Why is expected bond energy the *geometric* mean of two pure bonds?

Question

Suppose we are calculating the electronegativity of a bond A—B. In my textbook (Chemical Principles) calculation of electronegativity, they calculate electronegativity in terms of a variable difference in bond energies $\Delta$, which they define as $$\ce{\Delta = (A-B)_{actual} - (A-B)_{expected} }$$

and that discrepancy is used to calculate electronegativity. Fair. But I'm confused by their formula for the expected energy of $\ce{A-B}$: $$\ce{Expected A-B bond energy = \sqrt{\ce{(A-A bond energy) \times (B-B bond energy)}} }$$

which is the geometric mean of the two. But why the geometric mean, and not, say, an arithmetic or harmonic mean? Why even use a mean at all? What's the intuitive rationale for this?

Answer 1

You can actually used arithmetic mean instead of geometric mean. Mean (or average) of 2 different value are designed to be somewhere in between the value.

For example, let $X=3$ and $Y=7$, the means are $$HM = \frac{1}{2}(\frac{1}{3} + \frac{1}{7}) = 4.2$$ $$GM = (3\times 7)^{\frac{1}{2}} \approx 4.58$$ $$AM = \frac{3+7}{2} =5$$ There are other types of mean that can also be use (i.e., root mean square).

Now, I believe that the electronegativity that you are referring to are Pauling's electronegativity.

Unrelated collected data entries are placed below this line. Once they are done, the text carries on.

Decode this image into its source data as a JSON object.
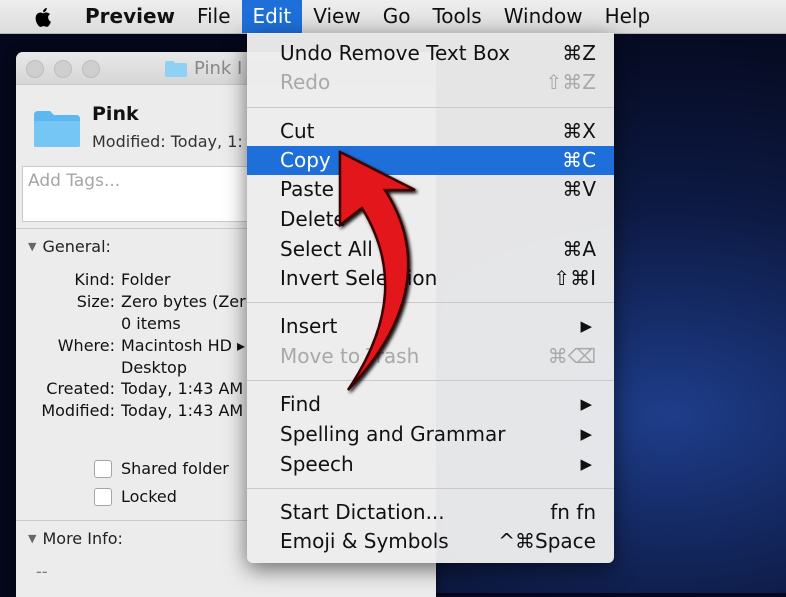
{
  "menubar": {
    "app": "Preview",
    "items": [
      "File",
      "Edit",
      "View",
      "Go",
      "Tools",
      "Window",
      "Help"
    ]
  },
  "info_window": {
    "title": "Pink I",
    "name": "Pink",
    "modified_header": "Modified: Today, 1:",
    "tags_placeholder": "Add Tags...",
    "general_label": "General:",
    "kind_key": "Kind:",
    "kind_val": "Folder",
    "size_key": "Size:",
    "size_val": "Zero bytes (Zer",
    "items_val": "0 items",
    "where_key": "Where:",
    "where_val": "Macintosh HD ▸",
    "where_val2": "Desktop",
    "created_key": "Created:",
    "created_val": "Today, 1:43 AM",
    "modified_key": "Modified:",
    "modified_val": "Today, 1:43 AM",
    "shared_label": "Shared folder",
    "locked_label": "Locked",
    "moreinfo_label": "More Info:",
    "moreinfo_val": "--"
  },
  "edit_menu": {
    "undo": {
      "label": "Undo Remove Text Box",
      "shortcut": "⌘Z"
    },
    "redo": {
      "label": "Redo",
      "shortcut": "⇧⌘Z"
    },
    "cut": {
      "label": "Cut",
      "shortcut": "⌘X"
    },
    "copy": {
      "label": "Copy",
      "shortcut": "⌘C"
    },
    "paste": {
      "label": "Paste",
      "shortcut": "⌘V"
    },
    "delete": {
      "label": "Delete"
    },
    "select_all": {
      "label": "Select All",
      "shortcut": "⌘A"
    },
    "invert": {
      "label": "Invert Selection",
      "shortcut": "⇧⌘I"
    },
    "insert": {
      "label": "Insert",
      "arrow": "▶"
    },
    "move_trash": {
      "label": "Move to Trash",
      "shortcut": "⌘⌫"
    },
    "find": {
      "label": "Find",
      "arrow": "▶"
    },
    "spelling": {
      "label": "Spelling and Grammar",
      "arrow": "▶"
    },
    "speech": {
      "label": "Speech",
      "arrow": "▶"
    },
    "dictation": {
      "label": "Start Dictation...",
      "shortcut": "fn fn"
    },
    "emoji": {
      "label": "Emoji & Symbols",
      "shortcut": "^⌘Space"
    }
  },
  "colors": {
    "selection": "#1e6fd9",
    "arrow": "#e3121b",
    "folder": "#5cb8f0"
  },
  "icons": [
    "apple-icon",
    "folder-icon",
    "annotation-arrow"
  ]
}
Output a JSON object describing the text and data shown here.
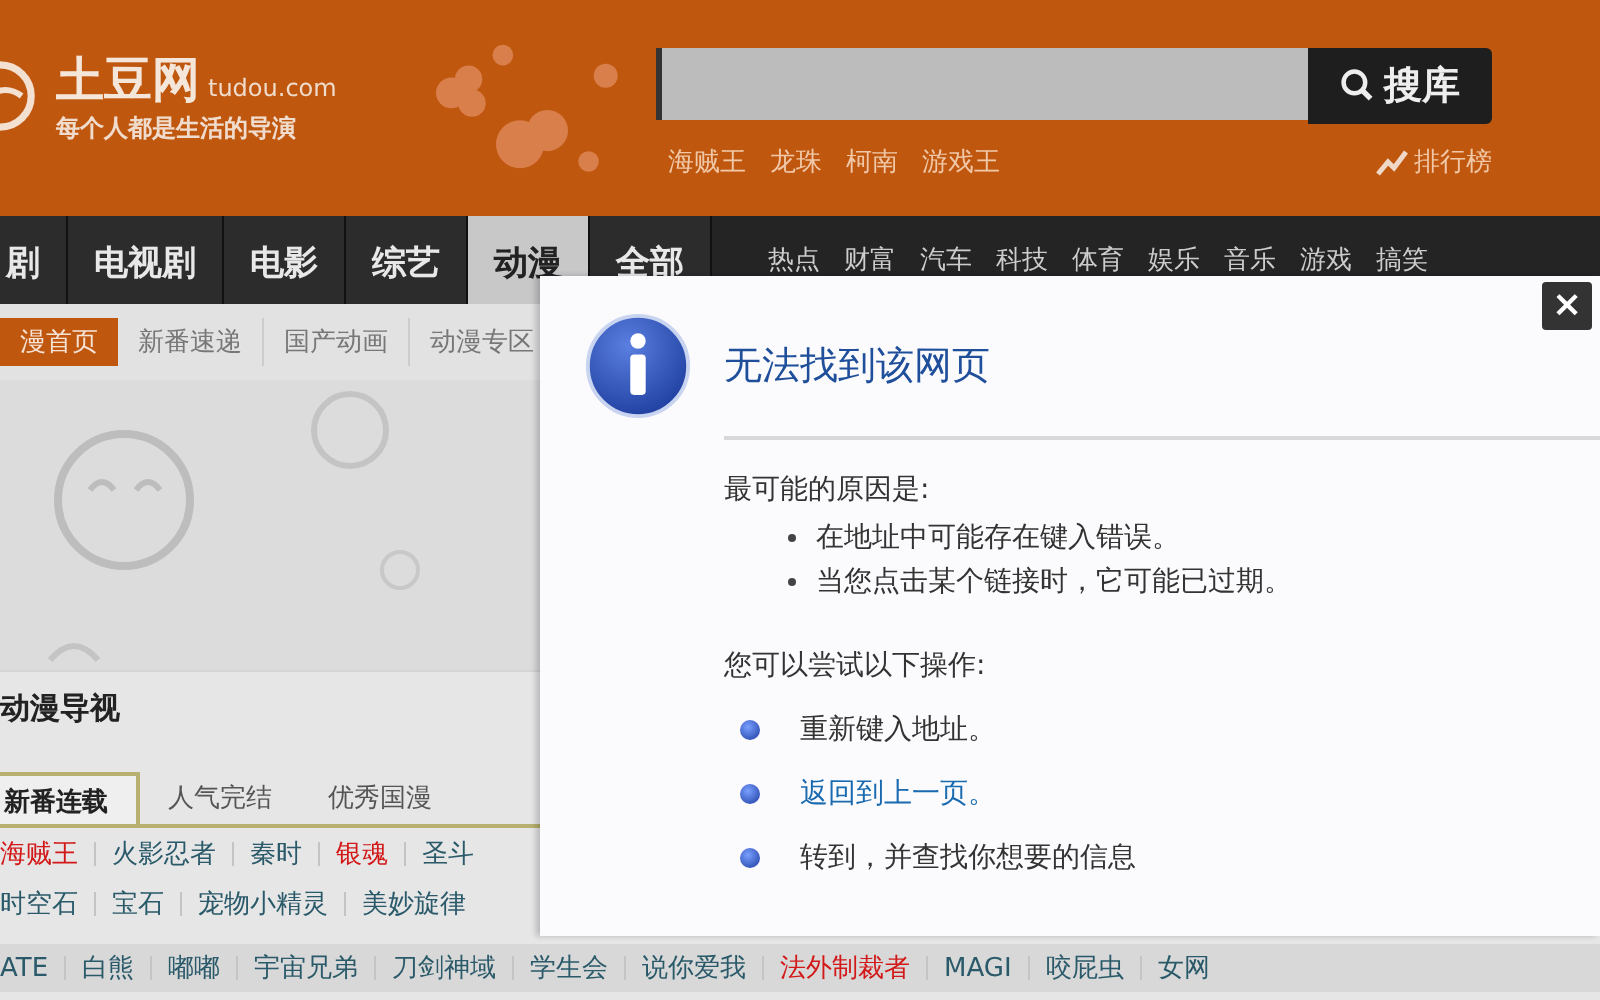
{
  "header": {
    "logo_name": "土豆网",
    "logo_domain": "tudou.com",
    "slogan": "每个人都是生活的导演",
    "search": {
      "button": "搜库"
    },
    "hot_searches": [
      "海贼王",
      "龙珠",
      "柯南",
      "游戏王"
    ],
    "ranking_link": "排行榜"
  },
  "nav": {
    "main_tabs": [
      {
        "label": "剧",
        "selected": false
      },
      {
        "label": "电视剧",
        "selected": false
      },
      {
        "label": "电影",
        "selected": false
      },
      {
        "label": "综艺",
        "selected": false
      },
      {
        "label": "动漫",
        "selected": true
      },
      {
        "label": "全部",
        "selected": false
      }
    ],
    "channels": [
      "热点",
      "财富",
      "汽车",
      "科技",
      "体育",
      "娱乐",
      "音乐",
      "游戏",
      "搞笑"
    ]
  },
  "sub_nav": [
    {
      "label": "漫首页",
      "selected": true
    },
    {
      "label": "新番速递",
      "selected": false
    },
    {
      "label": "国产动画",
      "selected": false
    },
    {
      "label": "动漫专区",
      "selected": false
    }
  ],
  "section": {
    "title": "动漫导视",
    "tabs": [
      {
        "label": "新番连载",
        "selected": true
      },
      {
        "label": "人气完结",
        "selected": false
      },
      {
        "label": "优秀国漫",
        "selected": false
      }
    ],
    "rows": [
      [
        {
          "label": "海贼王",
          "hot": true
        },
        {
          "label": "火影忍者",
          "hot": false
        },
        {
          "label": "秦时",
          "hot": false
        },
        {
          "label": "银魂",
          "hot": true
        },
        {
          "label": "圣斗",
          "hot": false
        }
      ],
      [
        {
          "label": "时空石",
          "hot": false
        },
        {
          "label": "宝石",
          "hot": false
        },
        {
          "label": "宠物小精灵",
          "hot": false
        },
        {
          "label": "美妙旋律",
          "hot": false
        }
      ],
      [
        {
          "label": "ATE",
          "hot": false
        },
        {
          "label": "白熊",
          "hot": false
        },
        {
          "label": "嘟嘟",
          "hot": false
        },
        {
          "label": "宇宙兄弟",
          "hot": false
        },
        {
          "label": "刀剑神域",
          "hot": false
        },
        {
          "label": "学生会",
          "hot": false
        },
        {
          "label": "说你爱我",
          "hot": false
        },
        {
          "label": "法外制裁者",
          "hot": true
        },
        {
          "label": "MAGI",
          "hot": false
        },
        {
          "label": "咬屁虫",
          "hot": false
        },
        {
          "label": "女网",
          "hot": false
        }
      ]
    ]
  },
  "dialog": {
    "title": "无法找到该网页",
    "close": "×",
    "causes_heading": "最可能的原因是:",
    "causes": [
      "在地址中可能存在键入错误。",
      "当您点击某个链接时，它可能已过期。"
    ],
    "actions_heading": "您可以尝试以下操作:",
    "actions": [
      {
        "text": "重新键入地址。",
        "kind": "text"
      },
      {
        "text": "返回到上一页。",
        "kind": "link"
      },
      {
        "text": "转到，并查找你想要的信息",
        "kind": "text"
      }
    ]
  }
}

I think the main reason that Pauling pick $GM$ over the other is due to the fact that energy may come in many order of magnitude. Let's say $X=1$ and $Y=10000$ $$HM = \frac{1}{2}(\frac{1}{1} + \frac{1}{10000}) = 20000/10001 \approx 1.9998$$ $$GM = (1\times 10000)^{\frac{1}{2}} =100$$ $$AM = \frac{1+10000}{2} =5000.5$$

If you see this, which of the 3 means ($HM$, $GM$, $AM$) is more in the middle. It would be more intuitive to consider $GM$ to be more in the middle in this case.